In an article in the Vancouver Sun, she writes:

Since the 1990s a growing body of data has suggested that most newcomers arrive in Canada healthier than the native-born population, only to have that advantage erode over time. New immigrants tend to live longer than the Canadian-born population, but within a decade of resettlement, their mortality rates creep up, as do their rates of chronic disease. In looking at almost a decade of data in its biannual National Population Health Survey, Statistics Canada also found immigrants were almost twice as likely as native-born Canadians to report feeling unwell. Recent non-European immigrants — the largest proportion of newcomers we currently admit — were the most likely to report their health declining from good or excellent to fair or poor.

This phenomenon of declining health upon immigration is known as the ‘healthy immigrant effect’.

Immigrants from the US and Europe see a smaller healthy immigrant effect, while those from India, China and the Philippines, see a much larger effect, and have significantly higher rates of chronic diseases than the general population.
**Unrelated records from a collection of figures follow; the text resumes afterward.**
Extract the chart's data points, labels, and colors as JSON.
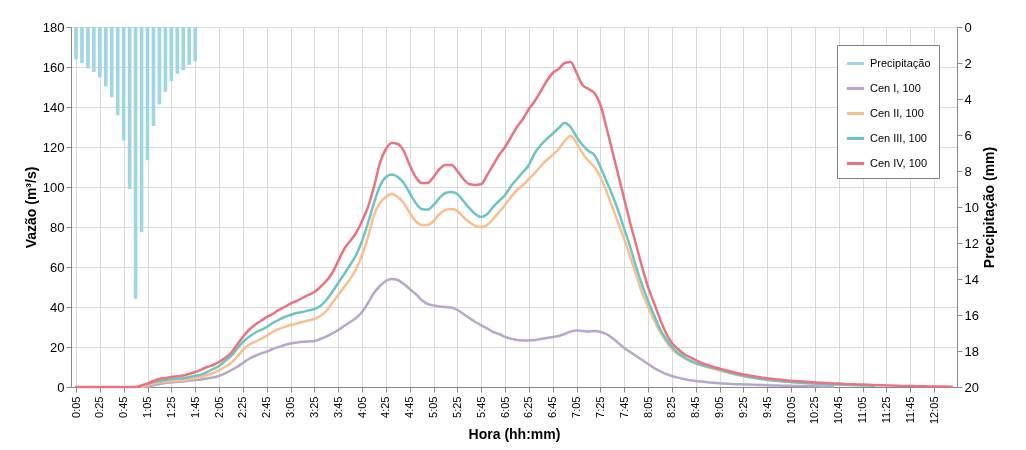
{
  "chart_data": {
    "type": "line",
    "xlabel": "Hora (hh:mm)",
    "ylabel": "Vazão (m³/s)",
    "y2label": "Precipitação (mm)",
    "categories": [
      "0:05",
      null,
      null,
      null,
      "0:25",
      null,
      null,
      null,
      "0:45",
      null,
      null,
      null,
      "1:05",
      null,
      null,
      null,
      "1:25",
      null,
      null,
      null,
      "1:45",
      null,
      null,
      null,
      "2:05",
      null,
      null,
      null,
      "2:25",
      null,
      null,
      null,
      "2:45",
      null,
      null,
      null,
      "3:05",
      null,
      null,
      null,
      "3:25",
      null,
      null,
      null,
      "3:45",
      null,
      null,
      null,
      "4:05",
      null,
      null,
      null,
      "4:25",
      null,
      null,
      null,
      "4:45",
      null,
      null,
      null,
      "5:05",
      null,
      null,
      null,
      "5:25",
      null,
      null,
      null,
      "5:45",
      null,
      null,
      null,
      "6:05",
      null,
      null,
      null,
      "6:25",
      null,
      null,
      null,
      "6:45",
      null,
      null,
      null,
      "7:05",
      null,
      null,
      null,
      "7:25",
      null,
      null,
      null,
      "7:45",
      null,
      null,
      null,
      "8:05",
      null,
      null,
      null,
      "8:25",
      null,
      null,
      null,
      "8:45",
      null,
      null,
      null,
      "9:05",
      null,
      null,
      null,
      "9:25",
      null,
      null,
      null,
      "9:45",
      null,
      null,
      null,
      "10:05",
      null,
      null,
      null,
      "10:25",
      null,
      null,
      null,
      "10:45",
      null,
      null,
      null,
      "11:05",
      null,
      null,
      null,
      "11:25",
      null,
      null,
      null,
      "11:45",
      null,
      null,
      null,
      "12:05",
      null,
      null,
      null
    ],
    "series": [
      {
        "name": "Precipitação",
        "type": "bar",
        "axis": "y2",
        "color": "#9fd6e2",
        "values": [
          1.8,
          2.0,
          2.3,
          2.5,
          2.8,
          3.3,
          3.9,
          4.9,
          6.3,
          9.0,
          15.1,
          11.4,
          7.4,
          5.5,
          4.3,
          3.6,
          3.0,
          2.6,
          2.4,
          2.1,
          1.9,
          null,
          null,
          null,
          null,
          null,
          null,
          null,
          null,
          null,
          null,
          null,
          null,
          null,
          null,
          null,
          null,
          null,
          null,
          null,
          null,
          null,
          null,
          null,
          null,
          null,
          null,
          null,
          null,
          null,
          null,
          null,
          null,
          null,
          null,
          null,
          null,
          null,
          null,
          null,
          null,
          null,
          null,
          null,
          null,
          null,
          null,
          null,
          null,
          null,
          null,
          null,
          null,
          null,
          null,
          null,
          null,
          null,
          null,
          null,
          null,
          null,
          null,
          null,
          null,
          null,
          null,
          null,
          null,
          null,
          null,
          null,
          null,
          null,
          null,
          null,
          null,
          null,
          null,
          null,
          null,
          null,
          null,
          null,
          null,
          null,
          null,
          null,
          null,
          null,
          null,
          null,
          null,
          null,
          null,
          null,
          null,
          null,
          null,
          null,
          null,
          null,
          null,
          null,
          null,
          null,
          null,
          null,
          null,
          null,
          null,
          null,
          null,
          null,
          null,
          null,
          null,
          null,
          null,
          null,
          null,
          null,
          null,
          null,
          null,
          null,
          null,
          null
        ]
      },
      {
        "name": "Cen I, 100",
        "color": "#b7a7cd",
        "values": [
          null,
          null,
          null,
          null,
          null,
          null,
          null,
          null,
          null,
          null,
          null,
          null,
          0,
          0.8,
          1.5,
          2,
          2.3,
          2.6,
          2.8,
          3.2,
          3.5,
          3.8,
          4.3,
          4.8,
          5.5,
          6.8,
          8.3,
          10,
          12,
          14,
          15.5,
          16.7,
          17.7,
          19,
          20,
          21,
          21.7,
          22.2,
          22.6,
          22.8,
          23,
          24,
          25.2,
          26.8,
          28.5,
          30.5,
          32.5,
          34.5,
          37.5,
          42,
          47,
          50.5,
          53,
          54,
          53.5,
          51.5,
          49,
          46.5,
          43.5,
          41.5,
          40.8,
          40.3,
          40,
          39.7,
          38.5,
          36.5,
          34.5,
          32.5,
          30.8,
          29.3,
          27.5,
          26.5,
          25,
          24.2,
          23.5,
          23.3,
          23.3,
          23.5,
          24,
          24.5,
          25,
          25.5,
          26.5,
          27.7,
          28.3,
          28,
          27.7,
          28,
          27.5,
          26.5,
          24.5,
          22,
          19.5,
          17.5,
          15.5,
          13.5,
          11.5,
          9.5,
          8,
          6.5,
          5.5,
          4.7,
          4,
          3.4,
          3,
          2.7,
          2.4,
          2.1,
          1.9,
          1.7,
          1.5,
          1.4,
          1.3,
          1.2,
          1.1,
          1,
          0.9,
          0.8,
          0.7,
          0.6,
          0.6,
          0.5,
          0.5,
          0.4,
          0.4,
          0.3,
          0.3,
          0.3,
          null,
          null,
          null,
          null,
          null,
          null,
          null,
          null,
          null,
          null,
          null,
          null,
          null,
          null,
          null,
          null,
          null,
          null,
          null,
          null
        ]
      },
      {
        "name": "Cen II, 100",
        "color": "#f9c08e",
        "values": [
          null,
          null,
          null,
          null,
          null,
          null,
          null,
          null,
          null,
          null,
          null,
          0,
          0.8,
          1.7,
          2.2,
          2.6,
          3,
          3.2,
          3.4,
          4,
          4.5,
          5,
          6,
          7,
          8.5,
          10,
          12,
          15,
          18.5,
          21,
          22.5,
          24,
          25.5,
          27.5,
          29,
          30,
          31,
          31.7,
          32.5,
          33.3,
          34,
          35.5,
          38,
          42,
          46,
          50,
          54,
          59,
          66,
          75,
          86,
          92,
          95,
          96.5,
          95,
          92,
          87,
          83,
          81,
          81,
          83,
          86.5,
          88.5,
          89,
          88,
          85,
          82.5,
          80.5,
          80,
          81,
          84,
          87.5,
          91,
          95,
          98.5,
          101,
          104,
          107,
          110.5,
          113.5,
          116,
          119,
          123,
          125.5,
          122,
          117,
          113,
          110,
          105,
          98,
          90,
          82,
          74,
          65,
          56,
          47,
          40,
          33.5,
          27.5,
          23,
          19,
          16.5,
          14.5,
          13,
          11.8,
          10.8,
          9.9,
          9.1,
          8.3,
          7.5,
          6.8,
          6,
          5.4,
          4.9,
          4.4,
          4,
          3.6,
          3.3,
          3,
          2.7,
          2.5,
          2.3,
          2.1,
          1.9,
          1.7,
          1.6,
          null,
          null,
          null,
          null,
          null,
          null,
          null,
          null,
          null,
          null,
          null,
          null,
          null,
          null,
          null,
          null,
          null,
          null,
          null,
          null,
          null,
          null
        ]
      },
      {
        "name": "Cen III, 100",
        "color": "#6cc4c4",
        "values": [
          null,
          null,
          null,
          null,
          null,
          null,
          null,
          null,
          null,
          null,
          null,
          null,
          1.5,
          2.5,
          3,
          3.5,
          3.9,
          4.2,
          4.4,
          5,
          5.6,
          6.2,
          7.5,
          9,
          10.5,
          13,
          15.5,
          19,
          22.5,
          25,
          27,
          28.5,
          30,
          32,
          33.5,
          35,
          36,
          37,
          37.5,
          38.3,
          39,
          40.5,
          43.5,
          47.5,
          52,
          56.5,
          61,
          66,
          73,
          82,
          92,
          100.5,
          105,
          106.3,
          105,
          102,
          97,
          92,
          89,
          88.7,
          91,
          94.5,
          97,
          97.5,
          96.5,
          93,
          89.5,
          86.5,
          85,
          86.5,
          90,
          93,
          96,
          100.5,
          104,
          107.5,
          111,
          117,
          121,
          124,
          126.7,
          129.5,
          132,
          130,
          125,
          121,
          118,
          116,
          110,
          103,
          96,
          88,
          79,
          70,
          60,
          51,
          43,
          36,
          29,
          24,
          20,
          17,
          15,
          13.3,
          12,
          11,
          10.2,
          9.5,
          8.7,
          7.8,
          7,
          6.2,
          5.6,
          5,
          4.5,
          4,
          3.6,
          3.3,
          3,
          2.7,
          2.5,
          2.3,
          2.1,
          1.9,
          1.7,
          1.6,
          1.5,
          1.3,
          1.2,
          1.1,
          1,
          0.9,
          0.8,
          0.7,
          0.6,
          null,
          null,
          null,
          null,
          null,
          null,
          null,
          null,
          null,
          null,
          null,
          null,
          null
        ]
      },
      {
        "name": "Cen IV, 100",
        "color": "#e9737f",
        "values": [
          0,
          0,
          0,
          0,
          0,
          0,
          0,
          0,
          0,
          0,
          0,
          0.8,
          1.7,
          3,
          4,
          4.5,
          5,
          5.4,
          5.8,
          6.6,
          7.5,
          8.7,
          10,
          11,
          12.5,
          14.5,
          17,
          21,
          25,
          28.5,
          31,
          33,
          35,
          36.5,
          38.5,
          40,
          41.7,
          43,
          44.5,
          46,
          47.5,
          50,
          53,
          57,
          63,
          69,
          73,
          77,
          83,
          90,
          100,
          112,
          119,
          122,
          121.5,
          118,
          111,
          105,
          102,
          102,
          105,
          109,
          111,
          111,
          108,
          104,
          101.5,
          101,
          101.5,
          106,
          111,
          116,
          120,
          125,
          130,
          134,
          139,
          143,
          148,
          153,
          157,
          159,
          162,
          162.5,
          157,
          151,
          149,
          147,
          141,
          130,
          118,
          106,
          94,
          82,
          71,
          60,
          50,
          42,
          34,
          27,
          22,
          19,
          16.5,
          15,
          13.5,
          12,
          11,
          10,
          9.2,
          8.4,
          7.6,
          6.9,
          6.3,
          5.8,
          5.3,
          4.8,
          4.4,
          4,
          3.7,
          3.4,
          3.1,
          2.9,
          2.7,
          2.5,
          2.3,
          2.1,
          2,
          1.8,
          1.7,
          1.5,
          1.4,
          1.3,
          1.2,
          1.1,
          1,
          0.9,
          0.8,
          0.7,
          0.6,
          0.5,
          0.5,
          0.4,
          0.4,
          0.3,
          0.3,
          0.2,
          0.2,
          0.1
        ]
      }
    ],
    "ylim": [
      0,
      180
    ],
    "yticks": [
      0,
      20,
      40,
      60,
      80,
      100,
      120,
      140,
      160,
      180
    ],
    "y2lim": [
      20,
      0
    ],
    "y2ticks": [
      0,
      2,
      4,
      6,
      8,
      10,
      12,
      14,
      16,
      18,
      20
    ],
    "grid": true,
    "legend": "top right",
    "line_style": "solid"
  }
}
Some possible causes that Taylor suggests could be behind the healthy immigrant effect are:

  • A high number of recent immigrants are non-Caucasians, who have ethnicity-specific diseases that Canadian medical practitioners are not accustomed to treating
  • Many recent immigrants come from countries where preventive care is uncommon, and therefore do not respond to calls by Canadian health agencies to make use of preventive health care
  • Many immigrants from non-Western countries having difficulty communicating with medical practitioners due to cultural and language barriers
  • Taylor writes that practitioners are beginning to better understand the unique needs of newly arrived immigrants groups and are collaborating to form better strategies to help them maintain their health.